The input x is transformed by wx-b and the activation function f gets the output y.

Students who believe that they have a preliminary understanding of machine learning/deep learning know that this is in fact a single-layer perception machine

For convenience, let's paint it like this (please ignore my poor drawing level):

Python implements a simple machine translation model2

x is the input vector, y is the output vector, and the arrow represents a transformation, i.e. y sf (Wx s b).

(2) Classic RNN

In practice, we encounter a lot of sequential data:

X1,X2,X3,X4...

For example, in our machine translation model, X1 can be thought of as the first word, X2 can be thought of as the second word, and so on.

The original neural network did not handle the sequential data very well, so the savior RNN appeared, which introduced the concept of hidden state h, using the h-pair sequence to extract features, and then converted to output. Here's a detailed description of how it was calculated (h0 in the figure below is an initial hidden state, and for simplicity, let's assume that it is a reasonable value set according to the specific model):

Python implements a simple machine translation model3

thereinto:

Again, all letters are vectors, and arrows represent a transformation of vectors.
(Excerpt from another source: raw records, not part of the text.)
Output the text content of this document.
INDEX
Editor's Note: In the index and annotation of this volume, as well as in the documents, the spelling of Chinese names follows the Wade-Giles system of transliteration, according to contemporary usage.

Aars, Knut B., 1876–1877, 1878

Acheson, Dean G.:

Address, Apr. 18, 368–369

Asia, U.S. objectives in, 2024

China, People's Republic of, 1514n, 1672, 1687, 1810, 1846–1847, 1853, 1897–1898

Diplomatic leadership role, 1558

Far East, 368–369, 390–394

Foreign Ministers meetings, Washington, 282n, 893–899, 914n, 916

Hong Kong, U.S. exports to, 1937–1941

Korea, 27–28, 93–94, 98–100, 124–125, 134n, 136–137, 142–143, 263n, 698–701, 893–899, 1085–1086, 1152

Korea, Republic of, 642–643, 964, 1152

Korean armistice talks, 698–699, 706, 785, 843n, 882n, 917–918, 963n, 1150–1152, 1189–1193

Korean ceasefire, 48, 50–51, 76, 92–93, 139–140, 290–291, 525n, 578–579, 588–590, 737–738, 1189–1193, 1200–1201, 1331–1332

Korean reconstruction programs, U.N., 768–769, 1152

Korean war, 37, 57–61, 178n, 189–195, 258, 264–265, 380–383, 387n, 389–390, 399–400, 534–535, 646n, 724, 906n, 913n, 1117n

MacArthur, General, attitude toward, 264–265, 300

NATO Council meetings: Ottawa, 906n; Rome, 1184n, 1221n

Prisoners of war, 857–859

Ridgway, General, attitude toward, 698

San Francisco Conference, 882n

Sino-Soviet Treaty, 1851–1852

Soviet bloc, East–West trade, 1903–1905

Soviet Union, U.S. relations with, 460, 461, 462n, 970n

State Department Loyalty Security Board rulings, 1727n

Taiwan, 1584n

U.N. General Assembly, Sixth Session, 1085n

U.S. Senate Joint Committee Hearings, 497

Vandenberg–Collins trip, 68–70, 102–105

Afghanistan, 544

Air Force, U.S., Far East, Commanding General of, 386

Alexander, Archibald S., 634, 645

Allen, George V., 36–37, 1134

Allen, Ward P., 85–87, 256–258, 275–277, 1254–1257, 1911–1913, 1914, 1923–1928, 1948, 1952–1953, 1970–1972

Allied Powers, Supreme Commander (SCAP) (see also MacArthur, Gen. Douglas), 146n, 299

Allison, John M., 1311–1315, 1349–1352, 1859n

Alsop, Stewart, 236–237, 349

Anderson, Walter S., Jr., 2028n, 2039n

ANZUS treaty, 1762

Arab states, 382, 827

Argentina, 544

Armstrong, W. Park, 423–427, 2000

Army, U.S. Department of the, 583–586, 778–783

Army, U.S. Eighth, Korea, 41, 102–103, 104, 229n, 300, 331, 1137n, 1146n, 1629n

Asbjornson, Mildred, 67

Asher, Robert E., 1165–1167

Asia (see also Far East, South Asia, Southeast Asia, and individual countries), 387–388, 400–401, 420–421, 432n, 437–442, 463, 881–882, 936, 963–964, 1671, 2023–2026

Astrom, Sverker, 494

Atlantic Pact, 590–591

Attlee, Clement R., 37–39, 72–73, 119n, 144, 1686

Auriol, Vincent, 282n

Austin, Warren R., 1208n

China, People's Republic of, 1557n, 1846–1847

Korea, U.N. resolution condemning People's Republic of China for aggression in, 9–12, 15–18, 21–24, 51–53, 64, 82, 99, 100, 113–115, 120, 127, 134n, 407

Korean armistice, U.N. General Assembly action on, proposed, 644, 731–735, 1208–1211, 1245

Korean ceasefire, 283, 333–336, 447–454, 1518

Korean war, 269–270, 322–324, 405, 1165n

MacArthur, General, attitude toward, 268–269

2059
H2 is calculated similar to h1, and the parameters P, Q, and b are used at each step, which means that the parameters of each step are shared:

Python implements a simple machine translation model5

thereinto:

And so on (remember that the parameters are the same!!! /b20> ), this calculation can be sustained indefinitely (not limited to the length of 4 !!! in the figure ）。
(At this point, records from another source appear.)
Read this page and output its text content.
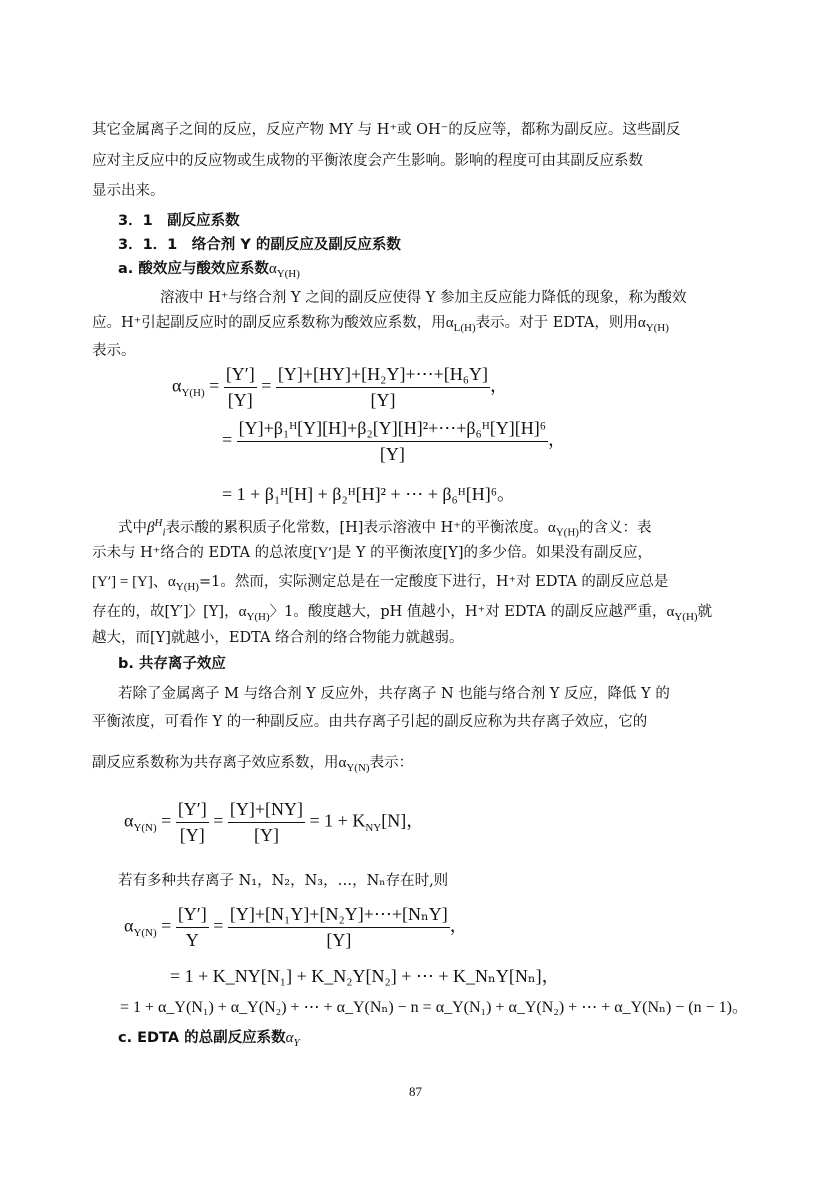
其它金属离子之间的反应，反应产物 MY 与 H⁺或 OH⁻的反应等，都称为副反应。这些副反
应对主反应中的反应物或生成物的平衡浓度会产生影响。影响的程度可由其副反应系数
显示出来。
3．1　副反应系数
3．1．1　络合剂 Y 的副反应及副反应系数
a. 酸效应与酸效应系数$\alpha_{Y(H)}$
溶液中 H⁺与络合剂 Y 之间的副反应使得 Y 参加主反应能力降低的现象，称为酸效
应。H⁺引起副反应时的副反应系数称为酸效应系数，用$\alpha_{L(H)}$表示。对于 EDTA，则用$\alpha_{Y(H)}$
表示。
$\alpha_{Y(H)} = \frac{[Y']}{[Y]} = \frac{\text{[Y]+[HY]+[H₂Y]+⋯+[H₆Y]}}{[Y]}$ ，
= $\frac{\text{[Y]+β₁ᴴ[Y][H]+β₂[Y][H]²+⋯+β₆ᴴ[Y][H]⁶}}{[Y]}$ ，
= 1 + β₁ᴴ[H] + β₂ᴴ[H]² + ⋯ + β₆ᴴ[H]⁶。
式中$\beta^H_i$表示酸的累积质子化常数，[H]表示溶液中 H⁺的平衡浓度。$\alpha_{Y(H)}$的含义：表
示未与 H⁺络合的 EDTA 的总浓度[Y′]是 Y 的平衡浓度[Y]的多少倍。如果没有副反应，
[Y′] = [Y]、$\alpha_{Y(H)}=1$。然而，实际测定总是在一定酸度下进行，H⁺对 EDTA 的副反应总是
存在的，故[Y′]〉[Y]，$\alpha_{Y(H)}$〉1。酸度越大，pH 值越小，H⁺对 EDTA 的副反应越严重，$\alpha_{Y(H)}$就
越大，而[Y]就越小，EDTA 络合剂的络合物能力就越弱。
b. 共存离子效应
若除了金属离子 M 与络合剂 Y 反应外，共存离子 N 也能与络合剂 Y 反应，降低 Y 的
平衡浓度，可看作 Y 的一种副反应。由共存离子引起的副反应称为共存离子效应，它的
副反应系数称为共存离子效应系数，用$\alpha_{Y(N)}$表示：
$\alpha_{Y(N)} = \frac{[Y']}{[Y]} = \frac{[Y]+[NY]}{[Y]} = 1 + K_{NY}[N]$，
若有多种共存离子 N₁，N₂，N₃，…，Nₙ存在时,则
$\alpha_{Y(N)} = \frac{[Y']}{Y} = \frac{\text{[Y]+[N₁Y]+[N₂Y]+⋯+[NₙY]}}{[Y]}$ ，
= 1 + K_NY[N₁] + K_N₂Y[N₂] + ⋯ + K_NₙY[Nₙ]，
= 1 + α_Y(N₁) + α_Y(N₂) + ⋯ + α_Y(Nₙ) − n = α_Y(N₁) + α_Y(N₂) + ⋯ + α_Y(Nₙ) − (n − 1)。
c. EDTA 的总副反应系数$\alpha_Y$
87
So how does the output of RNN get it?

The output value of RNN is calculated by h:

Python implements a simple machine translation model7

thereinto:

Python implements a simple machine translation model8

Similarly, there are y2, y3, y4... ：

Python implements a simple machine translation model9

Of course, as before, the parameters W and c here are shared.

These are the most classic RNN structures, and we can see that they have a fatal drawback:

The input and output sequences must be equal length!

This shortcoming has led to a less wide range of classic RNNs than expected.

(3) Improve the classic RNN

Scenario 1 (input N, output 1):

Suppose our question requires us to enter a sequence and output a separate number. So let's just do the output transformation on the last h:

Python implements a simple machine translation model10

Scenario 2 (input 1, output N):

What happens when the input is a single number, not a sequence?

We can only start the input calculation at the beginning of the sequence:

Python implements a simple machine translation model11

Of course, you can also enter input information x as input for each stage:

Python implements a simple machine translation model12

Scenario 3 (input is N and output is M):

This is one of the most important variants of RNN, and this structure is also known as:

The Encoder-Decoder model, or Seq2Seq model.

Our machine translation model is based on it.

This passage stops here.